目前看来,两方都有苦衷,余风骨想。
“可是,我爹爹生病了,卧床不起已有好些时日了,我没钱请郎中治病啊。”女性不再硬气,哭着说。
“青绿,叔叔理解你,周工是我这里最好的工人,我怎么可能亏待他呢?他生病无法工作我也去看望了不是吗?”油腻男子说。
余风骨看着民女的样子,带着破烂衣服掩盖不住的俏丽。并且他知道民女的名字叫周青绿。
“嗯,青绿知道叔叔的好,可是,可是,您能不能借我一点银子,我给爹爹看病,青绿一定还你!”周青绿哀求着说。

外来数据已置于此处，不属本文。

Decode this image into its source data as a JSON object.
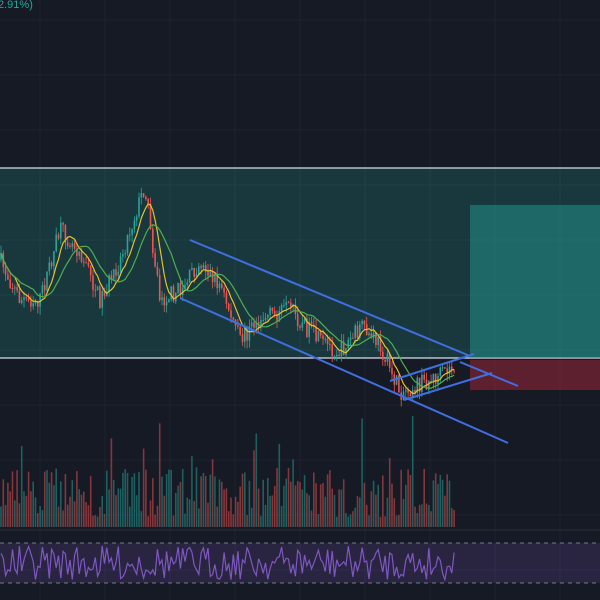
{
  "header": {
    "change": "2.91%)"
  }
}
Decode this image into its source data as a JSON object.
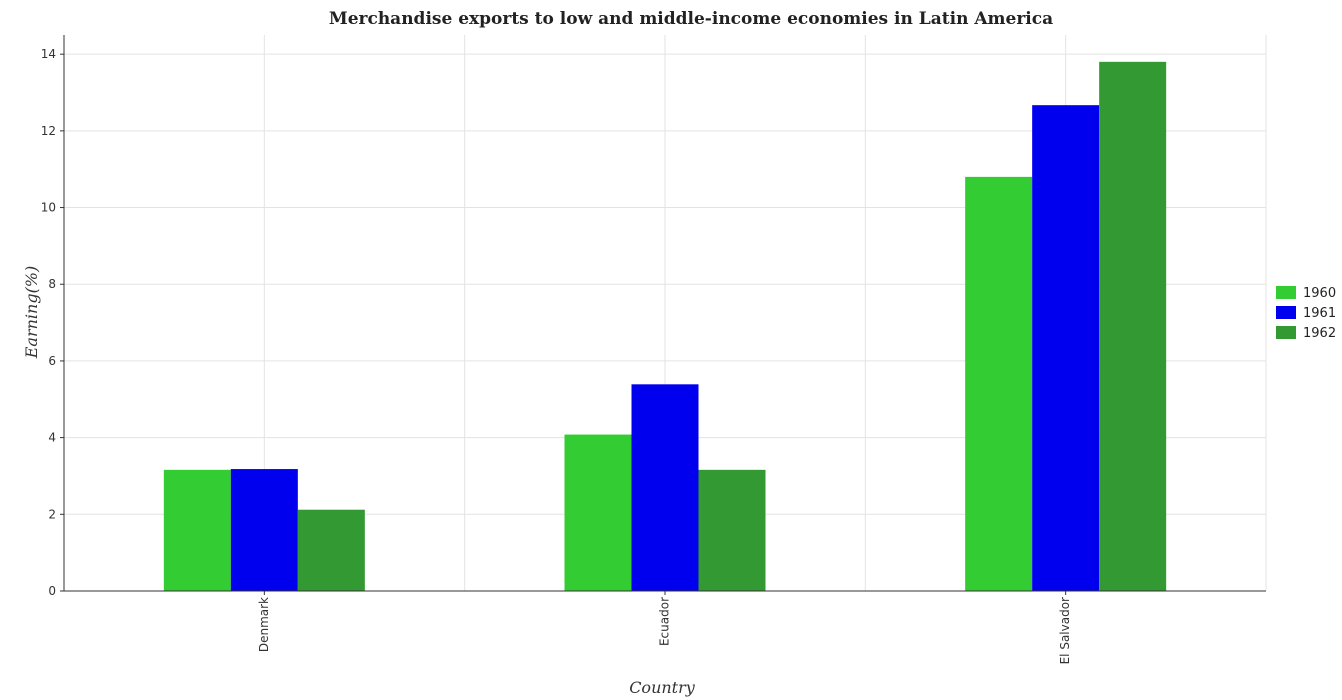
{
  "chart_data": {
    "type": "bar",
    "title": "Merchandise exports to low and middle-income economies in Latin America",
    "xlabel": "Country",
    "ylabel": "Earning(%)",
    "categories": [
      "Denmark",
      "Ecuador",
      "El Salvador"
    ],
    "series": [
      {
        "name": "1960",
        "color": "#33cc33",
        "values": [
          3.16,
          4.08,
          10.8
        ]
      },
      {
        "name": "1961",
        "color": "#0000ee",
        "values": [
          3.18,
          5.39,
          12.67
        ]
      },
      {
        "name": "1962",
        "color": "#339933",
        "values": [
          2.12,
          3.16,
          13.8
        ]
      }
    ],
    "ylim": [
      0,
      14.5
    ],
    "yticks": [
      "0",
      "2",
      "4",
      "6",
      "8",
      "10",
      "12",
      "14"
    ],
    "grid": true,
    "legend_position": "right"
  }
}
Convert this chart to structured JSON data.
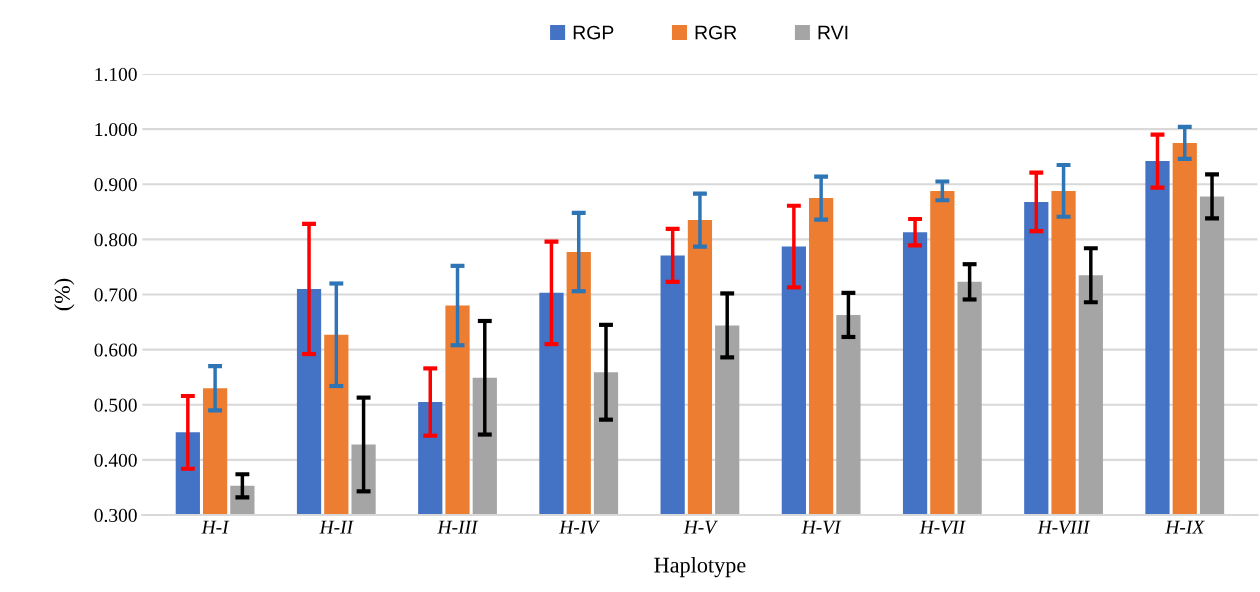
{
  "chart_data": {
    "type": "bar",
    "xlabel": "Haplotype",
    "ylabel": "(%)",
    "categories": [
      "H-I",
      "H-II",
      "H-III",
      "H-IV",
      "H-V",
      "H-VI",
      "H-VII",
      "H-VIII",
      "H-IX"
    ],
    "series": [
      {
        "name": "RGP",
        "color": "#4472c4",
        "values": [
          0.45,
          0.71,
          0.505,
          0.703,
          0.771,
          0.787,
          0.813,
          0.868,
          0.942
        ],
        "errors": [
          0.066,
          0.118,
          0.061,
          0.093,
          0.048,
          0.074,
          0.024,
          0.053,
          0.048
        ]
      },
      {
        "name": "RGR",
        "color": "#ed7d31",
        "values": [
          0.53,
          0.627,
          0.68,
          0.777,
          0.835,
          0.875,
          0.888,
          0.888,
          0.975
        ],
        "errors": [
          0.04,
          0.093,
          0.072,
          0.071,
          0.048,
          0.039,
          0.017,
          0.047,
          0.029
        ]
      },
      {
        "name": "RVI",
        "color": "#a5a5a5",
        "values": [
          0.353,
          0.428,
          0.549,
          0.559,
          0.644,
          0.663,
          0.723,
          0.735,
          0.878
        ],
        "errors": [
          0.021,
          0.085,
          0.103,
          0.086,
          0.058,
          0.04,
          0.032,
          0.049,
          0.04
        ]
      }
    ],
    "ylim": [
      0.3,
      1.1
    ],
    "yticks": [
      {
        "value": 0.3,
        "label": "0.300"
      },
      {
        "value": 0.4,
        "label": "0.400"
      },
      {
        "value": 0.5,
        "label": "0.500"
      },
      {
        "value": 0.6,
        "label": "0.600"
      },
      {
        "value": 0.7,
        "label": "0.700"
      },
      {
        "value": 0.8,
        "label": "0.800"
      },
      {
        "value": 0.9,
        "label": "0.900"
      },
      {
        "value": 1.0,
        "label": "1.000"
      },
      {
        "value": 1.1,
        "label": "1.100"
      }
    ],
    "grid": "y",
    "legend": "top"
  }
}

油腻男子仿佛便秘,露出便秘之色,说“那叔叔借你十两银子,好好养养周工的病。”画风一转,男子又说“青绿,不是叔叔怕你赖账,生意人嘛,难免要小心一点,你看我们签个借条可好?”
周青绿点头如捣蒜,说“嗯,那是自然的。”
男子从抽屉里拿出借条,上面墨汁渗入纸张。余风骨佯装看着店铺中的货物,他觉得略微有点恐怖,这油腻男子这么早就准备好了?
谁知周青绿看都不看,直接接过毛笔写下自己的名字,然后还画了押。
油腻男子笑嘻嘻地拿出十两纹银,交给了周青绿。